A senior Iranian offcial said Sunday that Iran will not stop high-grade uranium enrichment and will not close down the Fordo nuclear site, the semi-official ISNA news agency reported.
Iranian President Mahmoud Ahmadinejad, center, visits the Natanz Uranium Enrichment Facility some 200 miles (322 kilometers) south of the capital Tehran, Iran. [Xinhua] |
Head of Atomic Energy Organization of Iran (AEOI) Fereidoon Abbasi told ISNA that there is no justification for the five permanent UN Security Council members plus Germany (G5+ 1) to require Iran to suspend the enrichment of uranium to the grade of 20 percent.
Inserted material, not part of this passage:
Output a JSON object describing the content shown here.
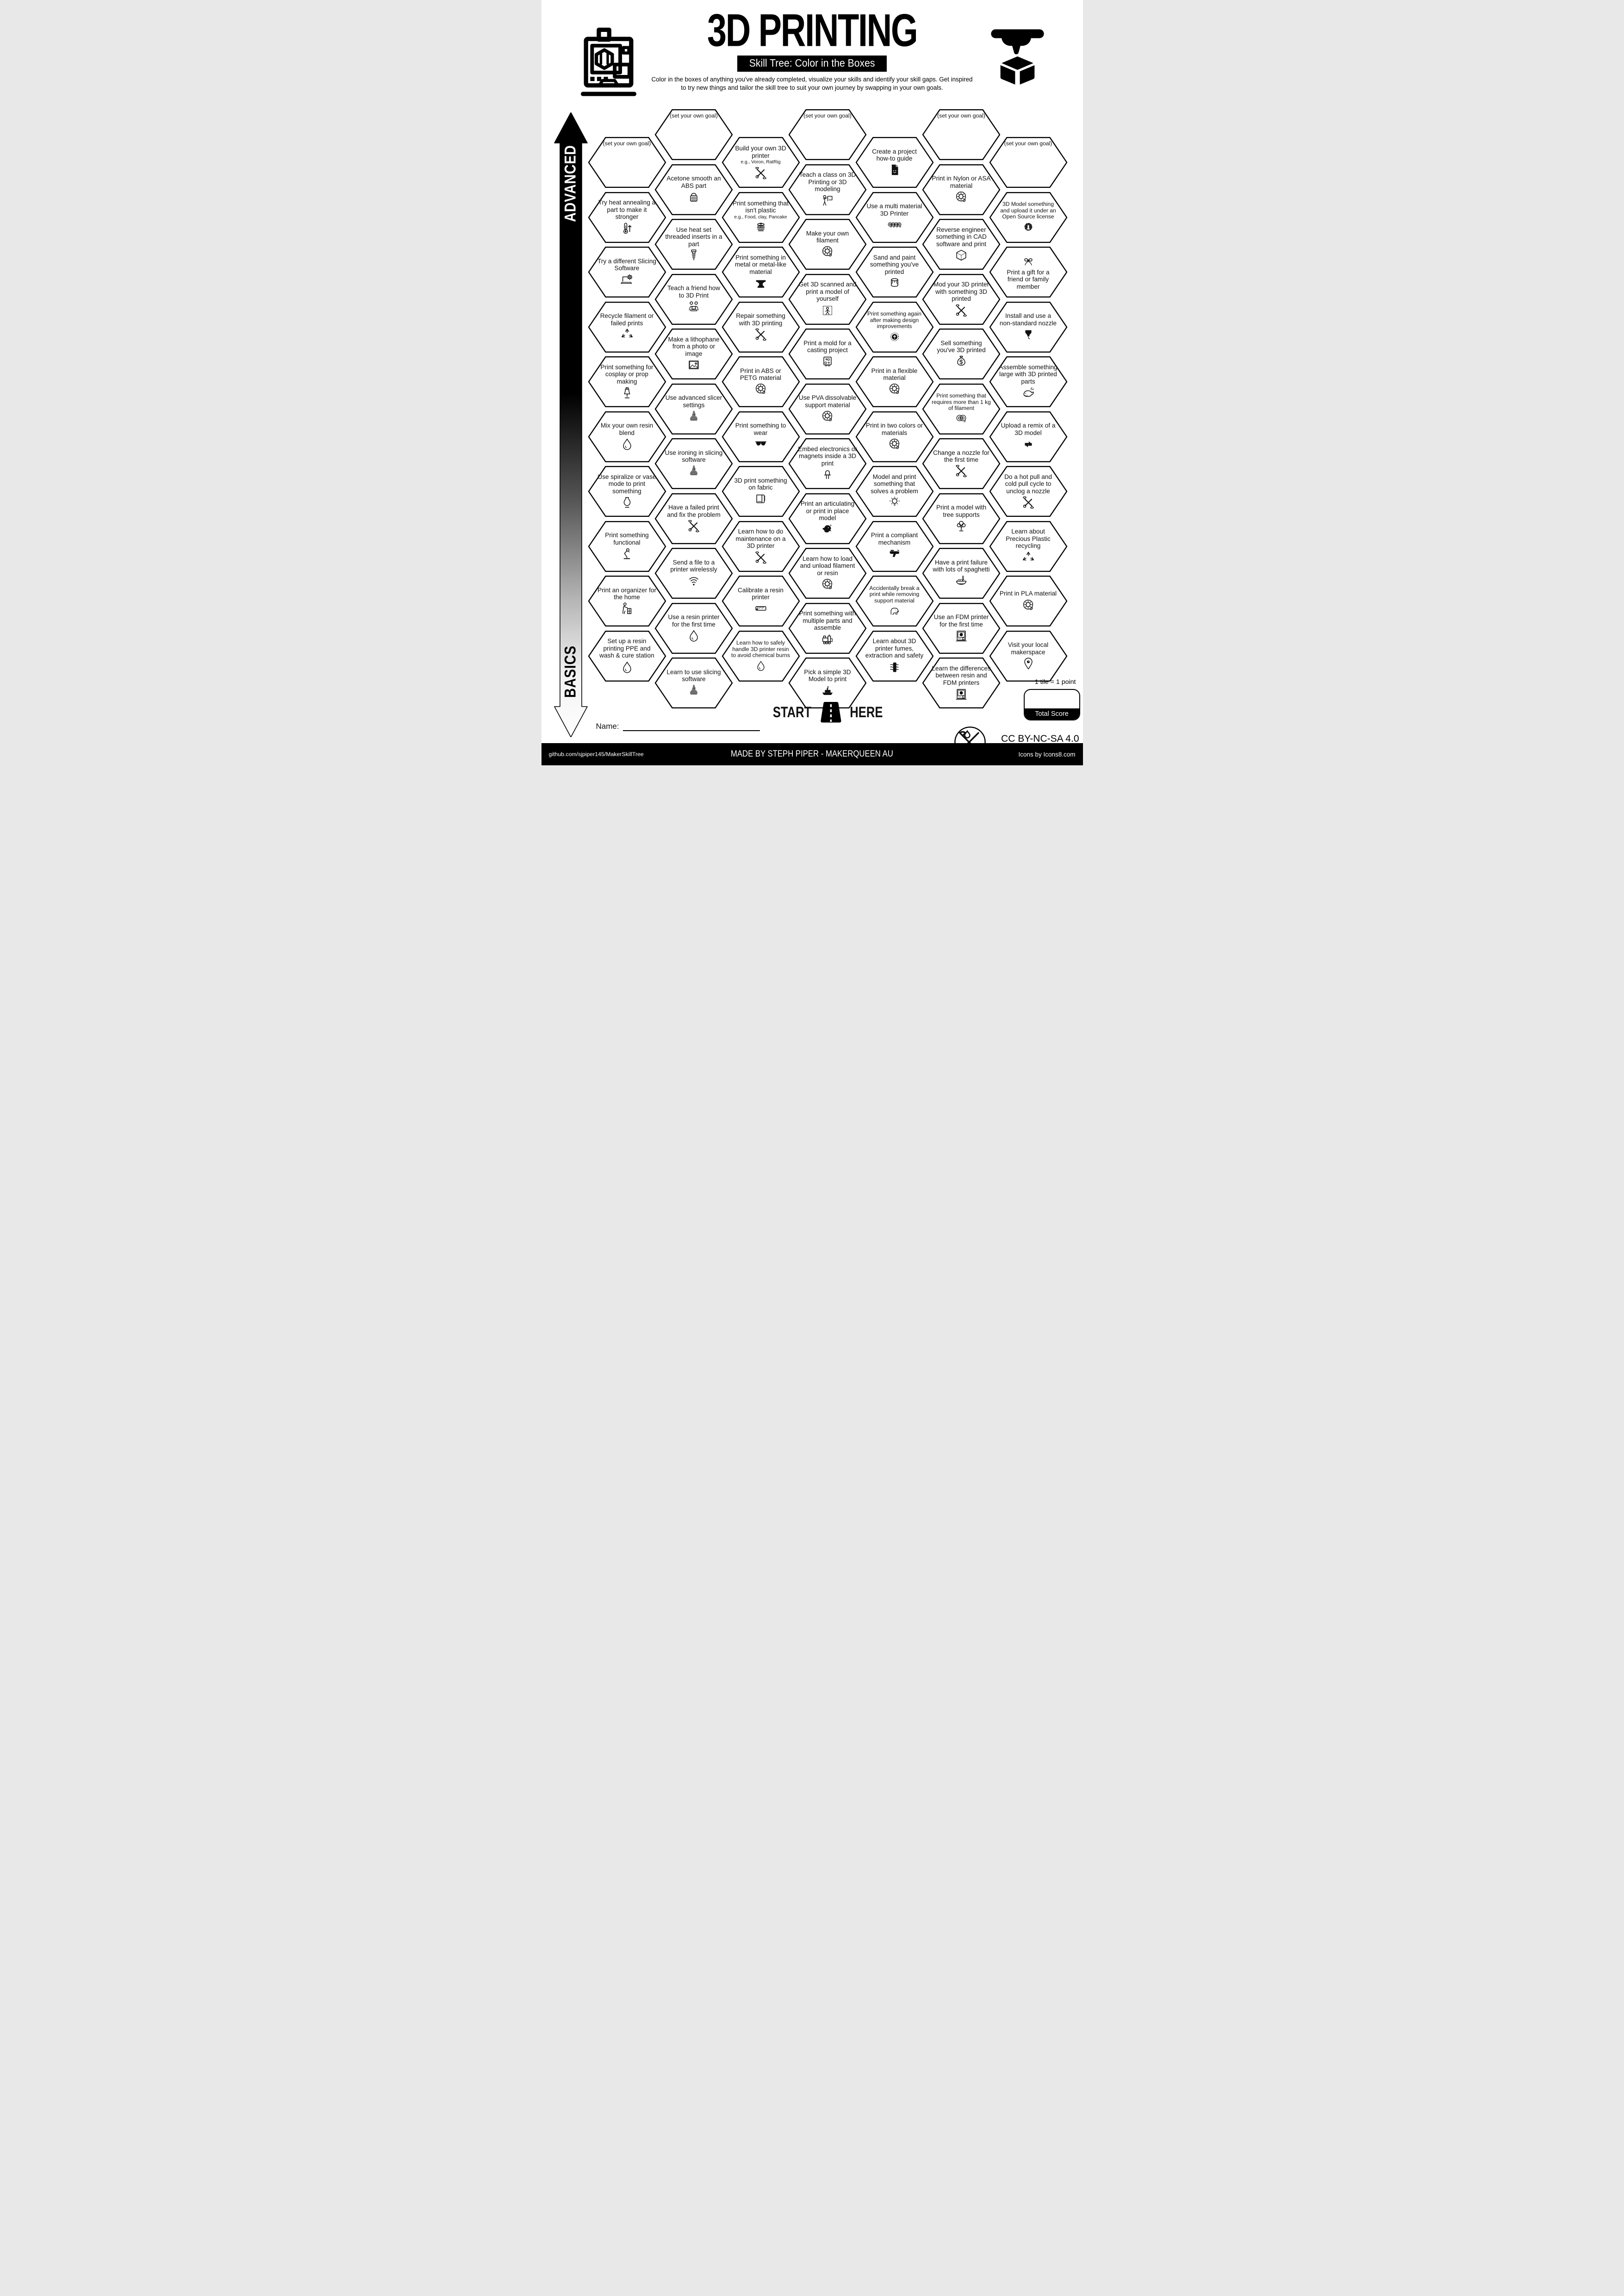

"We won't enrich 20-percent uranium beyond our needs, because it is not economical to produce and to keep it," he said.
"We will produce (20-percent uranium) to the amount to meet the needs of Tehran research reactor and the reactors that we are planning to build in future," he continued.
Abbasi said that Iran will not close down the underground Fordo enrichment site near the central city of Qom under the West's pressure.
"The demands of G5+1 to suspend the (enrichment) activities in Fordo site is illogical," said the Iranian atomic chief, adding that building a nuclear site underground is a countermove to the strike threats by some countries.
Abbasi made those remarks in response to Sunday's reports that in the coming nuclear talks between Iran and G5+1, Western countries will ask Iran to stop its high-grade uranium enrichment and close down Fordo nuclear enrichment site.
Iran wants nothing beyond the rights enshrined by Non-Proliferation Treaty (NPT), Iranian President Mahmoud Ahmadinejad said Sunday during a meeting with the visiting former Japanese premier Yukio Hatoyama in Tehran.
He criticized G5+1 for setting unilateral demands in the nuclear talks, saying that the two parties must consider each other's demands in the negotiations, according to IRNA.
Iran will put forward practical proposals in the upcoming nuclear talks with G5+1, Ahmadinejad said.
Iranian Foreign Minister Ali-Akbar Salehi said Saturday that the next round of nuclear talks will give the West a "chance" to establish trust, Press TV reported.
Tehran will not give up its nuclear rights as a signatory to the NPT and as a member of the International Atomic Energy Agency (IAEA), said Salehi in a meeting with Hatoyama in Tehran.
"Iran has endured all problems and restrictions for more than three decades to preserve its political independence and is determined continue this path," he was quoted as saying.
The nuclear talks between Iran and the G5+1 will be held on April 14 in Istanbul, Michael Mann, a spokesman of EU foreign affairs chief Catherine Ashton told Xinhua on Sunday.
Quoting an unnamed source, Fars said that if there is good progress in Istanbul talks, the following round of talks will be held in the Iraqi capital city of Baghdad.
The news has not been officially confirmed by the G5+1.